On the barfing front, things have been busy. It seems the things my band will tolerate changes from day to day. I seem ok with broccoli again, scrambled eggs are okay as long as I chew well. Lately smoked almonds have been giving me trouble, banana was giving me trouble, noodles are a no-go, french fries are also not working, and last night I ate the top off a piece of hawaiian pizza and that got stuck almost instantly. So it's just trial and error at this point. I know to steer clear of breads and pasta and I'll wing it with everything else.

I bought two skirts this weekend- SIZE 12 baby! Ow! It's amazing. I'm able to wear standard size hosiery again, and normal tshirts (size L) from Old Navy. Last weekend, I went out dancing with the girls and I wore my jeans and a tank top with the built in shelf bra- spaghetti straps, and felt perfectly comfortable and good looking. It was like a miracle. I would NEVER have bared my arms like that before. 

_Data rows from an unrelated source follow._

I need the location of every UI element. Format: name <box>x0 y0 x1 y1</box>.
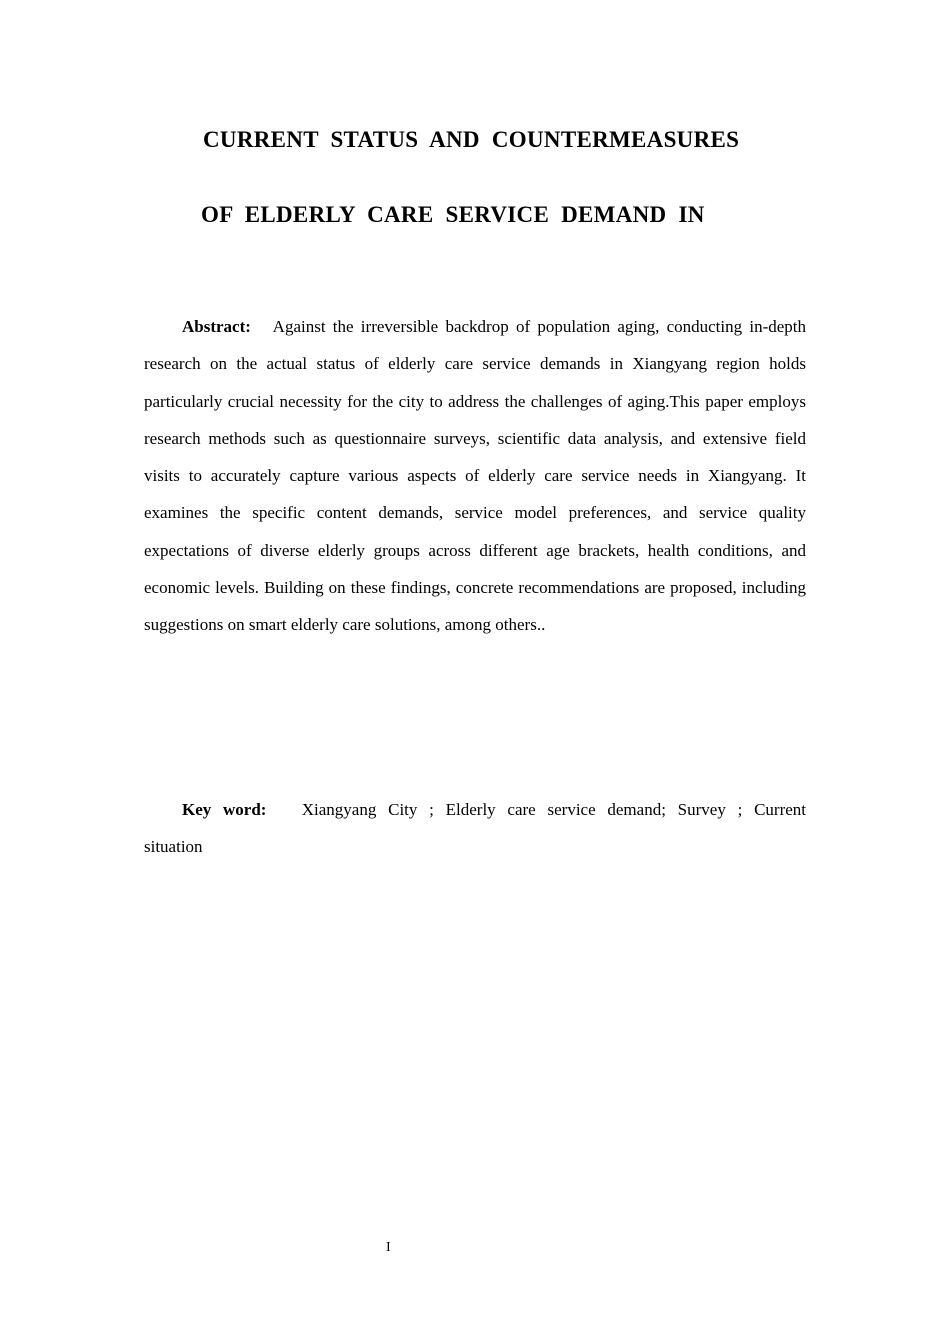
abstract-paragraph <box>144 308 806 644</box>
abstract-text: Against the irreversible backdrop of population aging, conducting in-depth research on the actual status of elderly care service demands in Xiangyang region holds particularly crucial necessity for the city to address the challenges of aging.This paper employs research methods such as questionnaire surveys, scientific data analysis, and extensive field visits to accurately capture various aspects of elderly care service needs in Xiangyang. It examines the specific content demands, service model preferences, and service quality expectations of diverse elderly groups across different age brackets, health conditions, and economic levels. Building on these findings, concrete recommendations are proposed, including suggestions on smart elderly care solutions, among others.. <box>144 317 807 635</box>
keywords-spacer <box>278 800 302 819</box>
title-line-1: CURRENT STATUS AND COUNTERMEASURES <box>203 127 740 152</box>
abstract-spacer <box>258 317 273 336</box>
abstract-label: Abstract: <box>182 317 251 336</box>
page-number: I <box>386 1240 391 1255</box>
keywords-paragraph <box>144 791 806 866</box>
keywords-label: Key word: <box>182 800 267 819</box>
title-line-2: OF ELDERLY CARE SERVICE DEMAND IN <box>201 202 705 227</box>
keywords-text: Xiangyang City ; Elderly care service demand; Survey ; Current situation <box>144 800 807 857</box>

I've been exercising every day now for months. It has become therapy or meditation for me. I need that time alone with my iPod and my sneakers. I need the chance to be alone, clear my head and just walk. If I am feeling especially energetic and goal-oriented, I will run. I've been running pretty frequently lately. It's good. I feel like I might need to ramp it up and get something to track my distance so I can push myself further. I try to pay attention to how many blocks I run, but I lose track and get kind of lost in the feeling of running. I can't explain. Anyway, may have to get that thing that Nike offers to go on my iPod. I'll look into it. 

Well, I best get moving for surgery. Leave here in 30 minutes.